For his part, Meche clearly never forgot the faith that Moore showed in him.  What’s more, he never ran from the controversy, and even chose to wear #55 as a measure of just how willing he was to step up and face head-on both the lofty fan expectations and the media scrutiny

And while clearly not a #1 talent, because he was the Royals opening day starter for the first three years of his deal, he found himself constantly squaring off against the likes of Roy Halladay, C.C. Sabathia and Felix Hernandez

Yet Meche welcomed that challenge like a warrior, competing with everything he had start after start, and rarely leaving a game with anything left in his tank. 

During one fateful night in June of 2009, Meche was hurling a shutout against Arizona.  His pitch total was unusually high that evening, so Trey Hillman, his manager, asked him if he wanted to turn the game over to the bullpen.  Meche declined.  He knew he was being paid to be the Royals ace, and that every once in a while a staff ace has to give the bullpen a night off and close out games by himself.

Meche did indeed get his team a win that night, and earned for himself a shutout, but in the process he threw more pitches than he ever had in his professional life and was never the same again. 

Later is was discovered Meche had a torn muscle in his shoulder, which led to back problems, and before you knew it his days as an starting pitcher were over.  He tried to pitch some out of the bullpen last year, as well as to strengthen his aching shoulder though rest and exercise, but the handwriting was on the wall.  Gil Meche was cooked, and so was his career.

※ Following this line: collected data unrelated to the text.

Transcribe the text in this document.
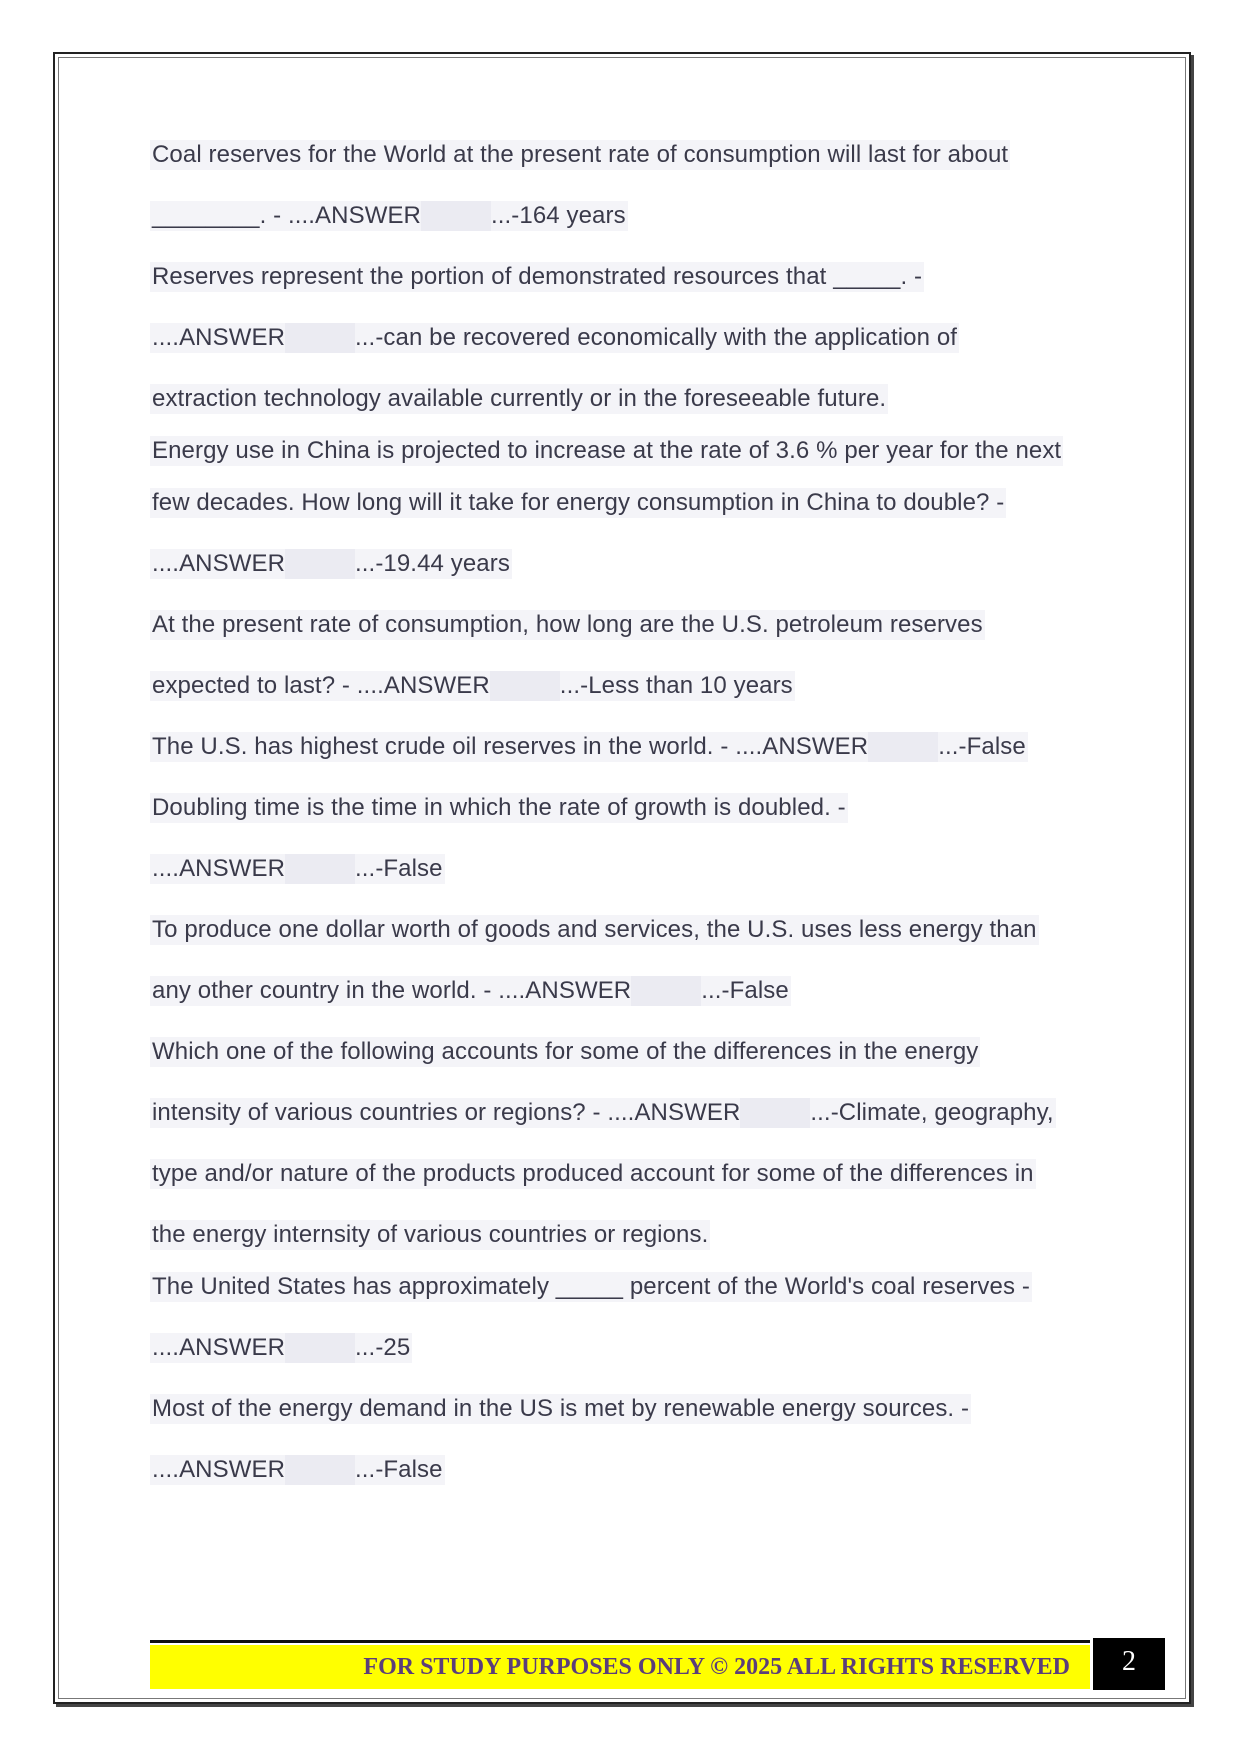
Coal reserves for the World at the present rate of consumption will last for about
________. - ....ANSWER	...-164 years
Reserves represent the portion of demonstrated resources that _____. -
....ANSWER	...-can be recovered economically with the application of
extraction technology available currently or in the foreseeable future.
Energy use in China is projected to increase at the rate of 3.6 % per year for the next
few decades. How long will it take for energy consumption in China to double? -
....ANSWER	...-19.44 years
At the present rate of consumption, how long are the U.S. petroleum reserves
expected to last? - ....ANSWER	...-Less than 10 years
The U.S. has highest crude oil reserves in the world. - ....ANSWER	...-False
Doubling time is the time in which the rate of growth is doubled. -
....ANSWER	...-False
To produce one dollar worth of goods and services, the U.S. uses less energy than
any other country in the world. - ....ANSWER	...-False
Which one of the following accounts for some of the differences in the energy
intensity of various countries or regions? - ....ANSWER	...-Climate, geography,
type and/or nature of the products produced account for some of the differences in
the energy internsity of various countries or regions.
The United States has approximately _____ percent of the World's coal reserves -
....ANSWER	...-25
Most of the energy demand in the US is met by renewable energy sources. -
....ANSWER	...-False
FOR STUDY PURPOSES ONLY © 2025 ALL RIGHTS RESERVED	2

So this week, rather than doing what you, I and nearly 300 million other people in this country would do — namely, take the money and run — he stood up and did the noble thing. 

Stood up and did the folks back home in Lafayette proud. 

He did the right thing.  But not just any right thing.  Gil Meche did one of the remarkably selfless, team-first, right things in the history of sport.

Stood up and wrote the lead to his own obituary.

Gil Meche, unlike so many athletes today, didn’t do the selfish thing. Or the easy thing. Or even the understandable thing.

He did the right thing. 

But not just any right thing.  Gil Meche did one of the remarkably selfless, team-first, right things in the history of sport.

As he said in a statement this week, “I can’t thank the Kansas City Royals and their fans enough for my four seasons there and if I have any regret, it’s that we weren’t able to accomplish on the field what the goal was when I signed there.”

Maybe, Mr. Meche, but let me tell you this: many of those same people you’re apologizing to — including so many parents of so many young and impressionable kids — are applauding your what you did on Tuesday, while hoping against hope that a small part of the integrity, dignity and class you showed in Kansas City, both coming and going, might somehow rub off on them.

And know this as well:  I’m right there with them, applauding for all I’m worth.